The continental slope here contains the second-richest demersal fish communities in Australia. An ancient submerged coastline — a relic of the last ice age, when sea levels were far lower — creates an area of enhanced productivity where bait fish concentrate and attract larger predatory species. Sawfish, listed as protected throughout Australia, have important foraging and pupping areas adjacent to the park. The ecological argument for protection is strong.

Whose Waters

The Kimberley coast has been Aboriginal country for tens of thousands of years. The marine parks being created across the region are designed with this in mind. The Bardi Jawi Marine Park, proposed for Bardi Jawi country on the Dampier Peninsula, would protect waters that the Bardi and Jawi peoples have managed and fished since long before the concept of a marine park existed. The Lalang-gaddam Marine Park — in planning under its former name, the Great Kimberley Marine Park — will cover Dambimangari waters and includes the Lalang-garram/Camden Sound and Lalang-garram/Horizontal Falls parks already gazetted.

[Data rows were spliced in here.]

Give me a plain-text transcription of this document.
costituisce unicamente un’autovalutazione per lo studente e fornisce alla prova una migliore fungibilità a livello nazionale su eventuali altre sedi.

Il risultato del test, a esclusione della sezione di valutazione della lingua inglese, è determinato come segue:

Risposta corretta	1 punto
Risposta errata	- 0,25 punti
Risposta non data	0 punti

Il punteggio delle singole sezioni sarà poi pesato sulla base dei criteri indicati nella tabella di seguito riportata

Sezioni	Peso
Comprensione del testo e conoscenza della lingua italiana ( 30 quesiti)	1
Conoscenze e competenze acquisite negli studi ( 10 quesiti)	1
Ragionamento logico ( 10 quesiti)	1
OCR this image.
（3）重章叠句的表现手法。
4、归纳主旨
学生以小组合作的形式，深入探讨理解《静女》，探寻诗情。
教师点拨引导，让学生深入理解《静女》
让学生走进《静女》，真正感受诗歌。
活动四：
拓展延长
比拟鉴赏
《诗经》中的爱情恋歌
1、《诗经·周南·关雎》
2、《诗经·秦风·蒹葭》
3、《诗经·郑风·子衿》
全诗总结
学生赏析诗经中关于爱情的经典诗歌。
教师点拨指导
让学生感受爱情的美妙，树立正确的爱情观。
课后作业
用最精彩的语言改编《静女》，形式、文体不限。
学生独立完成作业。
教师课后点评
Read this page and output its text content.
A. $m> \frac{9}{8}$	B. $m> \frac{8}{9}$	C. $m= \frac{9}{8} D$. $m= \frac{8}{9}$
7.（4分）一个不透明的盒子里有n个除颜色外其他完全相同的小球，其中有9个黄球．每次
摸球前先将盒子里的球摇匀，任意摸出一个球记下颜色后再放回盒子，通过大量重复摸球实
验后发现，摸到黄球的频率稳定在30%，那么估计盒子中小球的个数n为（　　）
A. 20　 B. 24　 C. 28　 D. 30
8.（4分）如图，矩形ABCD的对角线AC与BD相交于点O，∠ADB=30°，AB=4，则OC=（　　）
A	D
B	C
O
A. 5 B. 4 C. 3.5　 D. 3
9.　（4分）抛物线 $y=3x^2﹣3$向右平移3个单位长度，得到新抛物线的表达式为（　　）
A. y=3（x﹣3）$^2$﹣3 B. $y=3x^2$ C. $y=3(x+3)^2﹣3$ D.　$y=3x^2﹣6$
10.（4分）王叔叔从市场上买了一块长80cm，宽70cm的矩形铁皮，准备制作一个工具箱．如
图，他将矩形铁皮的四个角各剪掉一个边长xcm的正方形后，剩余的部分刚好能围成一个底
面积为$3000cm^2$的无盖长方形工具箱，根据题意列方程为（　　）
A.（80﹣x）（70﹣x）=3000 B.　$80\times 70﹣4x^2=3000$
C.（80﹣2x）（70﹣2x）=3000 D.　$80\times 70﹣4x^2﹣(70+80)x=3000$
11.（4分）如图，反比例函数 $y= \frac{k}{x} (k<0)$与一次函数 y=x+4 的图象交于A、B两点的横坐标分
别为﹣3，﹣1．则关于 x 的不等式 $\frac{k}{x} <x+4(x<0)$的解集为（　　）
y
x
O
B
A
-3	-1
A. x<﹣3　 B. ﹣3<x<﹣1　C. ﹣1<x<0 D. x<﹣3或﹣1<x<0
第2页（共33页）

The Maiyalam Marine Park, gazetted in 2020 and 2021, covers the Buccaneer Archipelago. Co-designed with traditional owners and the state government, it represents a model of joint management that is becoming standard across the Kimberley. The debate about recreational fishing access that generated 17,000 submissions in 2016 is partly a debate about what kind of management that joint model entails — who decides, and on whose terms, what can be taken from these waters.

From the Air

The Kimberley Marine Park is centred at approximately 15.28°S, 122.98°E, extending north and west from the Kimberley coast. From altitude, the transition from the red and ochre coastal cliffs to the turquoise shallows over the continental shelf is dramatic. The park encompasses the waters around the Buccaneer Archipelago and the Dampier Peninsula. Horizontal Falls — one of the world's most unusual tidal phenomena — lies within the Lalang-garram/Horizontal Falls Marine Park to the south. The nearest aerodromes are Derby (YDBY) to the southeast and Broome (YBRM) to the southwest.